Consolidating federal education loans
If your loan is in default or you have a grant overpayment and are not sure what type of loan or grant you have, check your original loan/grant documents or use our National Student Loan Data System.If the loan/grant is not one of the program types listed above and is not assigned to the U. Department of Education, the information on this site does not apply to you.Although the FFEL program is federal, it is mostly administered through state or private nonprofit agencies called guaranty agencies.Guaranty agencies pay off the lenders when borrowers default, and in turn, are reinsured by the Department of Education.Most federal loans are now made through the Direct Loan program.Federal Direct Loans are made directly by the federal government to students.The Direct Consolidation Loan program is the right choice if your goal is to simplify the process and keep your options open for the many repayment plans available for federal loans. Your rate is determined by the weighted average of the interest on the loans being consolidated rounded up to the nearest one-eighth of 1%.

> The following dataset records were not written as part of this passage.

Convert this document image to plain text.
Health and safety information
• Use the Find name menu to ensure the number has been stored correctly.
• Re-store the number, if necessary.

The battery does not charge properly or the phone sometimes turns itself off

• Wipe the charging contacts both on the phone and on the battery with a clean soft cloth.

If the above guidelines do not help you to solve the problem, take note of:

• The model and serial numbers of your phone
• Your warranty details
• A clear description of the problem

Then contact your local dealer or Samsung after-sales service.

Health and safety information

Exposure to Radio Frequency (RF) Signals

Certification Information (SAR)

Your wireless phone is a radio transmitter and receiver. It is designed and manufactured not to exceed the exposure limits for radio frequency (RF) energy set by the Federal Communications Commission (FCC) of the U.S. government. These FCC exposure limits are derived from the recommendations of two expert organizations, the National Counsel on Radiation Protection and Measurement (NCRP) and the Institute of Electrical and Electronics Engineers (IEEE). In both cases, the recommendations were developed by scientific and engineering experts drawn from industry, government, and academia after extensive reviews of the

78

Loans that are not eligible for consolidation include state or private loans that are not federally guaranteed.Lenders and guaranty agencies are not involved in the process.FFELs are guaranteed loans made by private lenders.When you consolidate student loans – either federal or private – it’s one payment to one lender, once-a-month. Loan consolidation for student loans was created to make it easier for millions of borrowers to pay off their debt.Both federal and private lenders recognize that lower monthly payments help may be the best option, if you don’t get the job you want immediately after graduating from colleges.